Dig These New Threads

October 15, 2008
Posted by Jay Livingston

I passed by a fancy men’s store on Columbus Avenue the other day, and to my admittedly non-fashion-trained eye, the new suits looked very much like the ones I’ve been seeing each week on Mad Men.

Mad Men, for those still unfamiliar with this Emmy winner, is set in a New York advertising agency in the early 1960s. Culturally, that’s the tail end of the 1950s.* What the show teaches us about this period is this: Everyone smoked – a lot. Everyone drank – a lot. And an ad agency was a place people went in those odd moments when they were not actively committing adultery.

Here’s the show’s central figure Don Draper. And on the right, a 2008 Hugo available at Bloomingdale’s.

To me, the suits look very similar – two buttons, narrow lapels, unpleated trousers.
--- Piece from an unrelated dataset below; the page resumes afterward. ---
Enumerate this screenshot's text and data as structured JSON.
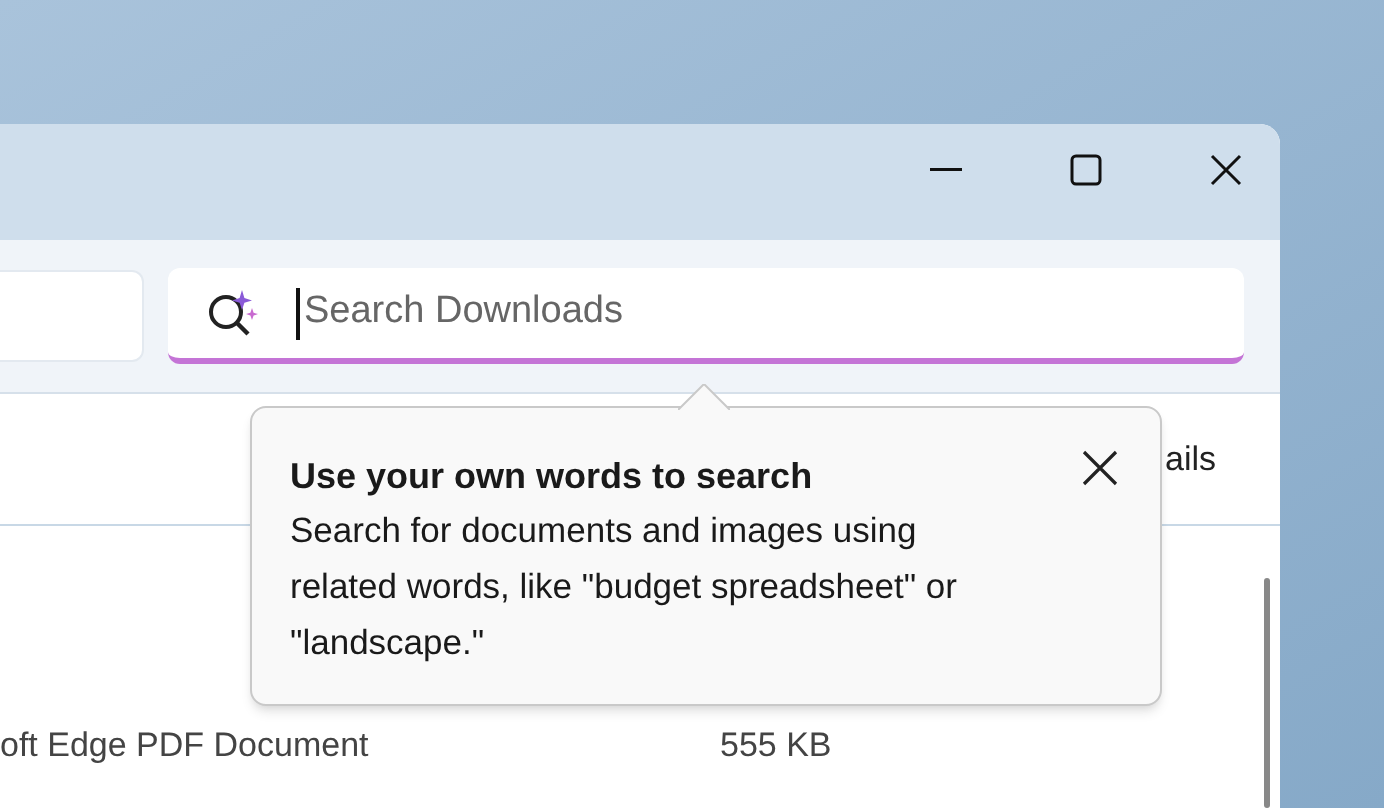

And although this Boss man leaves his collar open, if you look at the other suits where I found this , you’ll see a few neckties that look a lot like the one Draper is wearing, though perhaps a shade wider.
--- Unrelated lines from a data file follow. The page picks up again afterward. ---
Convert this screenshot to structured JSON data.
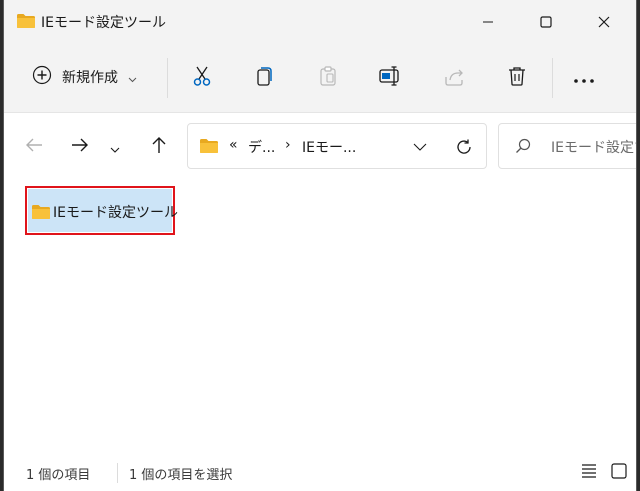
{
  "window": {
    "title": "IEモード設定ツール"
  },
  "toolbar": {
    "new_label": "新規作成",
    "icons": [
      "cut-icon",
      "copy-icon",
      "paste-icon",
      "rename-icon",
      "share-icon",
      "delete-icon",
      "more-icon"
    ]
  },
  "nav": {
    "address": {
      "overflow": "«",
      "crumb1": "デ...",
      "separator": "›",
      "crumb2": "IEモー..."
    },
    "search_placeholder": "IEモード設定ツ"
  },
  "content": {
    "items": [
      {
        "name": "IEモード設定ツール",
        "selected": true
      }
    ]
  },
  "status": {
    "item_count": "1 個の項目",
    "selected_count": "1 個の項目を選択"
  },
  "colors": {
    "folder": "#f8c13a",
    "selection": "#cce4f7",
    "highlight_border": "#e0141b",
    "accent": "#0067c0"
  }
}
The similarity isn’t surprising. Clothing makers have to keep changing the styles to get us to feel embarrassed to wear the same suit we’ve been wearing for the last few years and buy a new one. But there are only so many variations on a man’s suit, so old styles have to get recycled.

Language, too, has its fashions, dude, even though nobody makes money from the currency of words and phrases. But language is nearly infinite, so there’s no need to recycle. Then why is Ta-Nehisi Coates writing this:
I don’t ever want to hear anyone complaining about black people and their conspiracy theories. The cat on the corner – or even the Reverend – yelling about the government inventing AIDS is off his rocker. . .
Or this:
There is nothing troubling about one lone racist nut in a crowd. What’s troubling is the crowd. Dig how they just look on and smile uncomfortably.
Cat? Dig?

Coates is black, hip, and thirty-three years old (the age of Don Draper in 1960, when Mad Men begins). Maybe fifties hipster lingo, like those suits, is going to come back in style. Meanwhile, I’ll be listening to my LP of “Kind of Blue,” man, ’cause I like really dig Miles. That Madison Avenue scene is just too square..

* The “decade” we call “The Sixties” doesn’t begin until late 1963, with LBJ, Vietnam, and the Beatles.

1 comment:

trrish said...

I am a compulsive Mad Men watcher. I like that in the last episode, we got see a crack in the Don Draper veneer. His real self is so much more attractive.